In this section, we will summarize the findings from the clustering and evaluate which clustering algorithm performed best based on the evaluation metrics.



### 📊 **Clustering Evaluation Metrics: A Comprehensive Overview**

When assessing the quality of clustering results—especially in unsupervised learning—it's crucial to rely on quantitative metrics that provide insight into how well-separated and cohesive the clusters are. Below are three widely used internal evaluation metrics that help determine the effectiveness of a clustering algorithm.

---

#### 1️⃣ **Silhouette Score**  
📏 *Range:* **-1 to +1**

> *"A measure of how similar an object is to its own cluster compared to others."*

- **+1**: Indicates that the sample is far away from neighboring clusters — ideal scenario.
- **0**: Suggests overlapping clusters; samples lie between clusters.
- **-1**: Implies misclassified samples; likely assigned to the wrong cluster.

✅ **Best Used When:** You want a per-sample metric to understand cluster cohesion and separation.

🔍 **Interpretation Guidelines:**
- > 0.7 → Strong structure
- 0.5 – 0.7 → Reasonable structure
- < 0.25 → Weak or questionable clustering

---

#### 2️⃣ **Calinski-Harabasz Index (Variance Ratio Criterion)**  
🔢 *Range:* **Positive values only (no upper bound)**

> *"Evaluates the ratio of between-cluster dispersion to within-cluster dispersion."*

- **Higher Values**: Indicate better-defined, more separated clusters.
- This index favors convex-shaped clusters and performs well with algorithms like K-Means.

✅ **Best Used When:** Comparing different clustering models or tuning the number of clusters.

💡 **Tip:** The Calinski-Harabasz score increases as the clusters become denser and more separated.

---

#### 3️⃣ **Davies-Bouldin Score**  
📉 *Range:* **0 to ∞**

> *"Measures the average similarity between each cluster and its most similar one."*

- **Lower Values**: Indicate better clustering — ideally close to **0**.
- **Higher Values**: Suggest clusters overlap significantly or are poorly separated.

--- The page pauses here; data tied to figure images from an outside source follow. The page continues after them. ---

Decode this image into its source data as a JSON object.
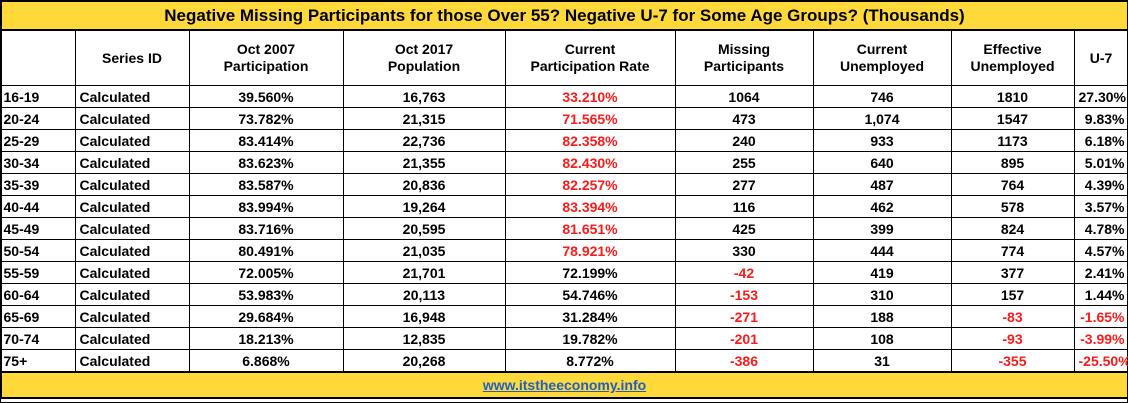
{
  "title": "Negative Missing Participants for those Over 55?  Negative U-7 for Some Age Groups? (Thousands)",
  "columns": [
    {
      "line1": "",
      "line2": ""
    },
    {
      "line1": "Series ID",
      "line2": ""
    },
    {
      "line1": "Oct  2007",
      "line2": "Participation"
    },
    {
      "line1": "Oct 2017",
      "line2": "Population"
    },
    {
      "line1": "Current",
      "line2": "Participation Rate"
    },
    {
      "line1": "Missing",
      "line2": "Participants"
    },
    {
      "line1": "Current",
      "line2": "Unemployed"
    },
    {
      "line1": "Effective",
      "line2": "Unemployed"
    },
    {
      "line1": "U-7",
      "line2": ""
    }
  ],
  "rows": [
    {
      "age": "16-19",
      "series": "Calculated",
      "part2007": "39.560%",
      "pop2017": "16,763",
      "rate": "33.210%",
      "missing": "1064",
      "unemp": "746",
      "eff": "1810",
      "u7": "27.30%"
    },
    {
      "age": "20-24",
      "series": "Calculated",
      "part2007": "73.782%",
      "pop2017": "21,315",
      "rate": "71.565%",
      "missing": "473",
      "unemp": "1,074",
      "eff": "1547",
      "u7": "9.83%"
    },
    {
      "age": "25-29",
      "series": "Calculated",
      "part2007": "83.414%",
      "pop2017": "22,736",
      "rate": "82.358%",
      "missing": "240",
      "unemp": "933",
      "eff": "1173",
      "u7": "6.18%"
    },
    {
      "age": "30-34",
      "series": "Calculated",
      "part2007": "83.623%",
      "pop2017": "21,355",
      "rate": "82.430%",
      "missing": "255",
      "unemp": "640",
      "eff": "895",
      "u7": "5.01%"
    },
    {
      "age": "35-39",
      "series": "Calculated",
      "part2007": "83.587%",
      "pop2017": "20,836",
      "rate": "82.257%",
      "missing": "277",
      "unemp": "487",
      "eff": "764",
      "u7": "4.39%"
    },
    {
      "age": "40-44",
      "series": "Calculated",
      "part2007": "83.994%",
      "pop2017": "19,264",
      "rate": "83.394%",
      "missing": "116",
      "unemp": "462",
      "eff": "578",
      "u7": "3.57%"
    },
    {
      "age": "45-49",
      "series": "Calculated",
      "part2007": "83.716%",
      "pop2017": "20,595",
      "rate": "81.651%",
      "missing": "425",
      "unemp": "399",
      "eff": "824",
      "u7": "4.78%"
    },
    {
      "age": "50-54",
      "series": "Calculated",
      "part2007": "80.491%",
      "pop2017": "21,035",
      "rate": "78.921%",
      "missing": "330",
      "unemp": "444",
      "eff": "774",
      "u7": "4.57%"
    },
    {
      "age": "55-59",
      "series": "Calculated",
      "part2007": "72.005%",
      "pop2017": "21,701",
      "rate": "72.199%",
      "missing": "-42",
      "unemp": "419",
      "eff": "377",
      "u7": "2.41%"
    },
    {
      "age": "60-64",
      "series": "Calculated",
      "part2007": "53.983%",
      "pop2017": "20,113",
      "rate": "54.746%",
      "missing": "-153",
      "unemp": "310",
      "eff": "157",
      "u7": "1.44%"
    },
    {
      "age": "65-69",
      "series": "Calculated",
      "part2007": "29.684%",
      "pop2017": "16,948",
      "rate": "31.284%",
      "missing": "-271",
      "unemp": "188",
      "eff": "-83",
      "u7": "-1.65%"
    },
    {
      "age": "70-74",
      "series": "Calculated",
      "part2007": "18.213%",
      "pop2017": "12,835",
      "rate": "19.782%",
      "missing": "-201",
      "unemp": "108",
      "eff": "-93",
      "u7": "-3.99%"
    },
    {
      "age": "75+",
      "series": "Calculated",
      "part2007": "6.868%",
      "pop2017": "20,268",
      "rate": "8.772%",
      "missing": "-386",
      "unemp": "31",
      "eff": "-355",
      "u7": "-25.50%"
    }
  ],
  "red_rate_rows": [
    0,
    1,
    2,
    3,
    4,
    5,
    6,
    7
  ],
  "colors": {
    "header_bg": "#ffd83a",
    "negative": "#ff1a1a",
    "link": "#1f5fc4"
  },
  "footer": "www.itstheeconomy.info"
}
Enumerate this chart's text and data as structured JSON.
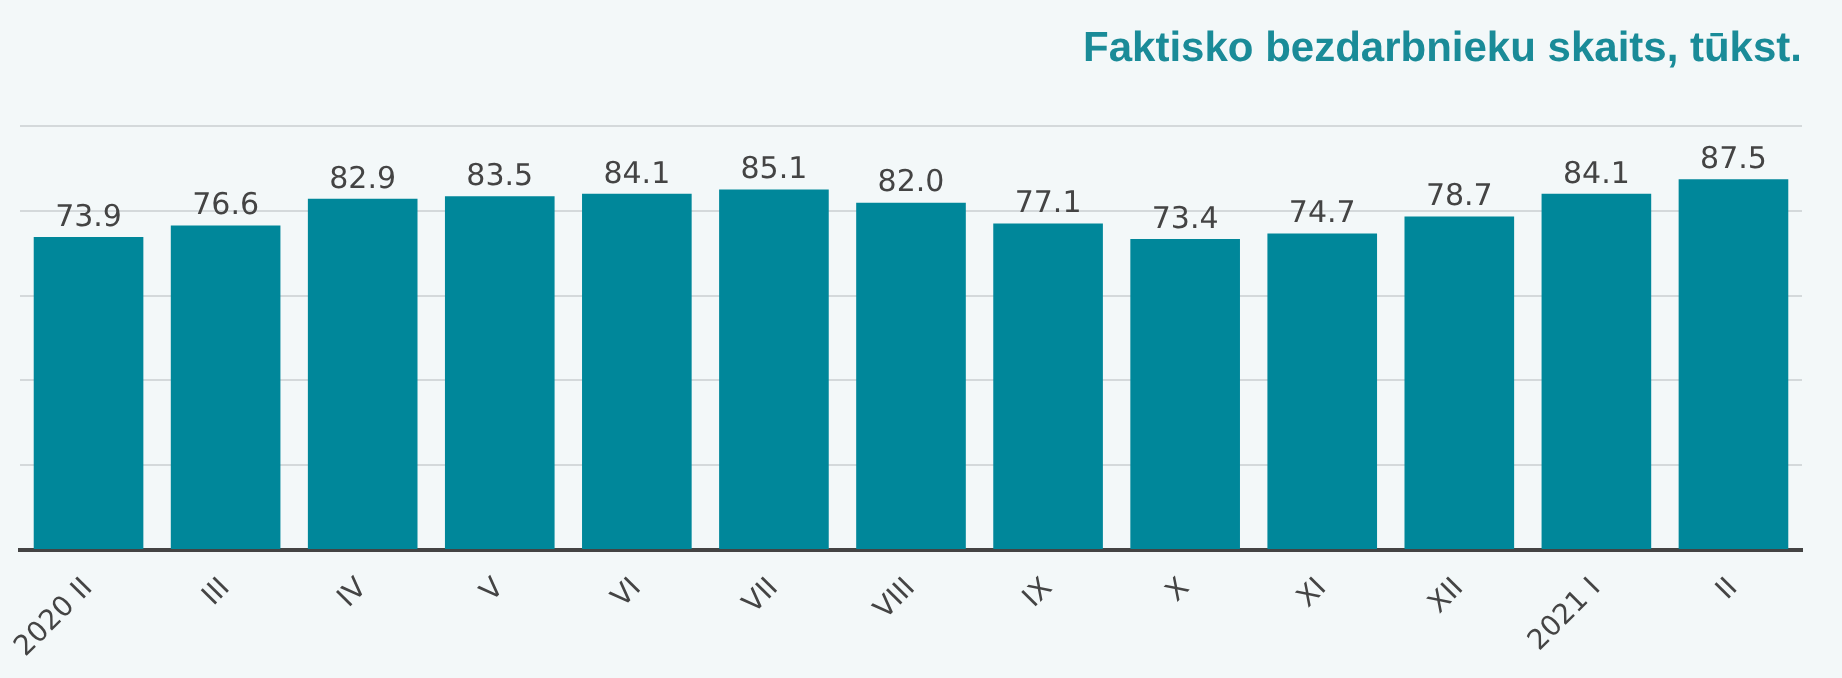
{
  "chart_data": {
    "type": "bar",
    "title": "Faktisko bezdarbnieku skaits, tūkst.",
    "categories": [
      "2020 II",
      "III",
      "IV",
      "V",
      "VI",
      "VII",
      "VIII",
      "IX",
      "X",
      "XI",
      "XII",
      "2021 I",
      "II"
    ],
    "values": [
      73.9,
      76.6,
      82.9,
      83.5,
      84.1,
      85.1,
      82.0,
      77.1,
      73.4,
      74.7,
      78.7,
      84.1,
      87.5
    ],
    "value_labels": [
      "73.9",
      "76.6",
      "82.9",
      "83.5",
      "84.1",
      "85.1",
      "82.0",
      "77.1",
      "73.4",
      "74.7",
      "78.7",
      "84.1",
      "87.5"
    ],
    "color": "#00879a",
    "ylim": [
      0,
      100
    ],
    "yticks": [
      {
        "value": 0,
        "label": null
      },
      {
        "value": 20,
        "label": null
      },
      {
        "value": 40,
        "label": null
      },
      {
        "value": 60,
        "label": null
      },
      {
        "value": 80,
        "label": null
      },
      {
        "value": 100,
        "label": null
      }
    ],
    "grid": "y",
    "tick_labels": "x"
  }
}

✅ **Best Used When:** Seeking a computationally efficient metric for evaluating compactness and separation.

⚠️ **Note:** Unlike other metrics, this score **does not require ground truth labels**, but prefers clusters that are spherical and evenly sized.

---

### 🧭 Choosing the Right Metric

| Metric | Best For | Ideal Value |
|--------|----------|-------------|
| Silhouette Score | Detailed per-sample analysis | Close to **+1** |
| Calinski-Harabasz | Model comparison & selection | As **high** as possible |
| Davies-Bouldin | Compactness & separation assessment | As **low** as possible |

---

### ✅ Final Thoughts

Each of these metrics provides unique insights into the performance of clustering algorithms. To get a well-rounded understanding, it's often recommended to use multiple metrics in combination, especially since no single measure universally defines "the best" clustering solution.



In [7]:
# Results Interpretation
best_algorithm = 'KMeans'  # Based on highest silhouette score
print(f'The best performing algorithm is {best_algorithm} based on the clustering evaluation metrics.')

## 7. Conclusion
This notebook demonstrated how to perform customer segmentation using clustering techniques. We evaluated the performance of different clustering algorithms and visualized the results using PCA. Based on the metrics, we concluded that KMeans provided the best results.